December 15, 2015 -- You may have read about Glaucoma in the Learning Center, but did you know these Fast Facts?
  1. Glaucoma is not curable but must be managed with eye drops and/or surgery to control eye pressure.
  2. Glaucoma is the second leading cause of blindness in the world. It is the leading cause for Hispanics and African Americans in the United States.
  3. It is estimated that over 3 million Americans have glaucoma but only half of those know they have it.
  4. There are two main types of glaucoma, open-angle and closed-angle. Open-angle is the most common affecting approximatel 95% of individuals and is the type of glaucoma that develops in some people from long term corticosteroid use from cornea transplants. Closed-angle comes on more suddenly and occurs because the angle between the iris and the cornea is too narrow.
  5. In terms of Social Security benefits, lost income tax revenues and health care expenditures, the cost to the United States government for glaucoma is estimated to be over $1.5 billion annually.
  6. Most people do not experience symptoms or pain from increased intraocular pressure which is why it is important to see your eye doctor on a regular basis for a comprehensive eye exam.
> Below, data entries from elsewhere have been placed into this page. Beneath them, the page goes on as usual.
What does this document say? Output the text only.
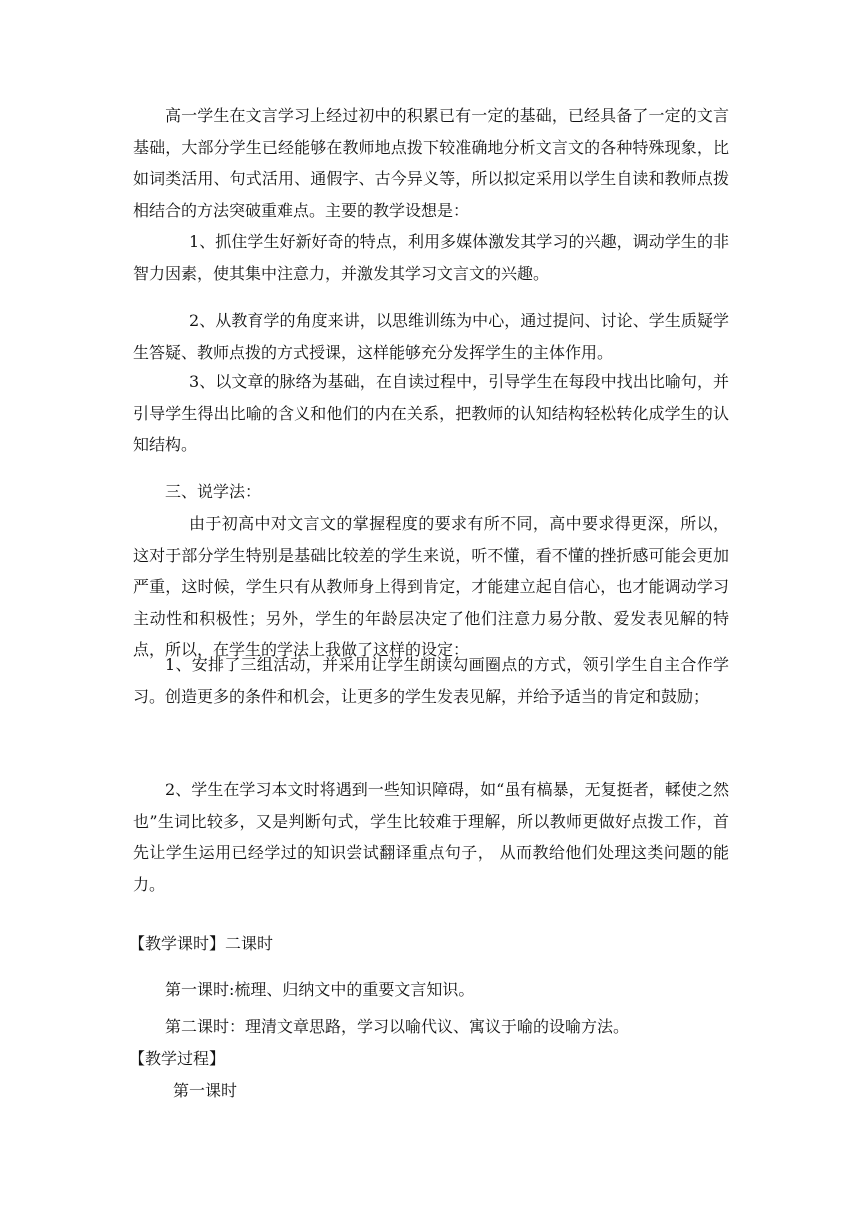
高一学生在文言学习上经过初中的积累已有一定的基础，已经具备了一定的文言基础，大部分学生已经能够在教师地点拨下较准确地分析文言文的各种特殊现象，比如词类活用、句式活用、通假字、古今异义等，所以拟定采用以学生自读和教师点拨相结合的方法突破重难点。主要的教学设想是：

1、抓住学生好新好奇的特点，利用多媒体激发其学习的兴趣，调动学生的非智力因素，使其集中注意力，并激发其学习文言文的兴趣。

2、从教育学的角度来讲，以思维训练为中心，通过提问、讨论、学生质疑学生答疑、教师点拨的方式授课，这样能够充分发挥学生的主体作用。

3、以文章的脉络为基础，在自读过程中，引导学生在每段中找出比喻句，并引导学生得出比喻的含义和他们的内在关系，把教师的认知结构轻松转化成学生的认知结构。

三、说学法：

由于初高中对文言文的掌握程度的要求有所不同，高中要求得更深，所以，这对于部分学生特别是基础比较差的学生来说，听不懂，看不懂的挫折感可能会更加严重，这时候，学生只有从教师身上得到肯定，才能建立起自信心，也才能调动学习主动性和积极性；另外，学生的年龄层决定了他们注意力易分散、爱发表见解的特点，所以，在学生的学法上我做了这样的设定：

1、安排了三组活动，并采用让学生朗读勾画圈点的方式，领引学生自主合作学习。创造更多的条件和机会，让更多的学生发表见解，并给予适当的肯定和鼓励；

2、学生在学习本文时将遇到一些知识障碍，如“虽有槁暴，无复挺者，輮使之然也”生词比较多，又是判断句式，学生比较难于理解，所以教师更做好点拨工作，首先让学生运用已经学过的知识尝试翻译重点句子， 从而教给他们处理这类问题的能力。

【教学课时】二课时

第一课时:梳理、归纳文中的重要文言知识。

第二课时：理清文章思路，学习以喻代议、寓议于喻的设喻方法。

【教学过程】

第一课时
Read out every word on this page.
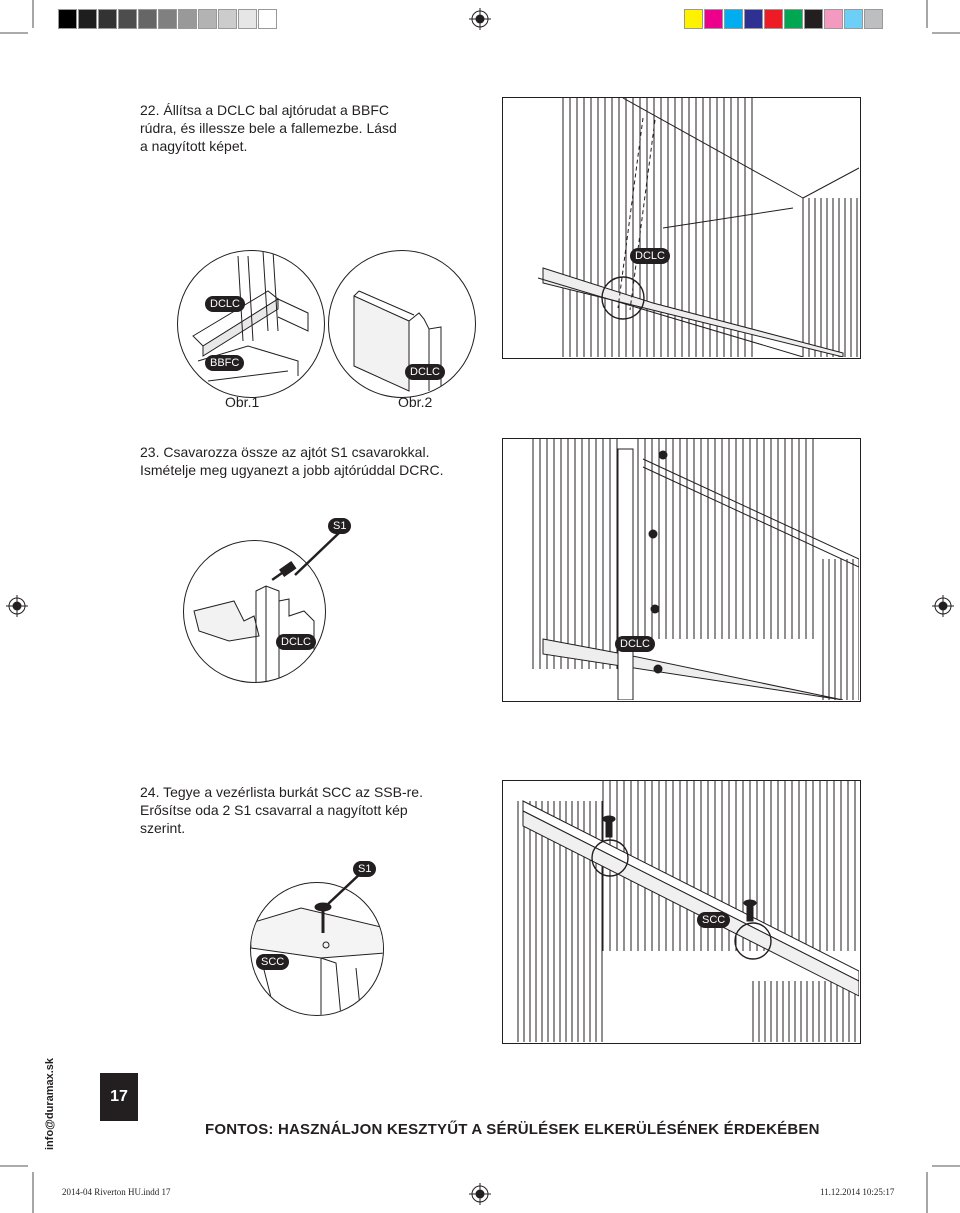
22. Állítsa a DCLC bal ajtórudat a BBFC rúdra, és illessze bele a fallemezbe. Lásd a nagyított képet.
DCLC
BBFC
DCLC
Obr.1	Obr.2
DCLC
23. Csavarozza össze az ajtót S1 csavarokkal. Ismételje meg ugyanezt a jobb ajtórúddal DCRC.
S1
DCLC	DCLC
24. Tegye a vezérlista burkát SCC az SSB-re. Erősítse oda 2 S1 csavarral a nagyított kép szerint.
S1
SCC
SCC
info@duramax.sk	17
FONTOS: HASZNÁLJON KESZTYŰT A SÉRÜLÉSEK ELKERÜLÉSÉNEK ÉRDEKÉBEN
2014-04 Riverton HU.indd 17	11.12.2014 10:25:17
  7. People with diabetes are twice as likely to develop glaucoma as those who do not have diabetes.
  8. Our Foundation has been conducting studies to reduce the risk or cornea transplant recipients developing glaucoma as a result of corticosteroid use.
  9. The strongest risk factor for glaucoma is a family history of glaucoma.
  10. Glaucoma and cornea problems often go hand in hand. We are interested to learn how glaucoma patients do with small incision DSEK and DMEK cornea transplants and we have reviewed the outcomes of hundreds of patients. We have found that visual results can be just as good for those with glaucoma as for those without glaucoma. However, through long-term longitudinal analysis we have found glaucoma patients that have had prior glaucoma surgery tend to have shorter cornea graft survival resulting in repeat transplants.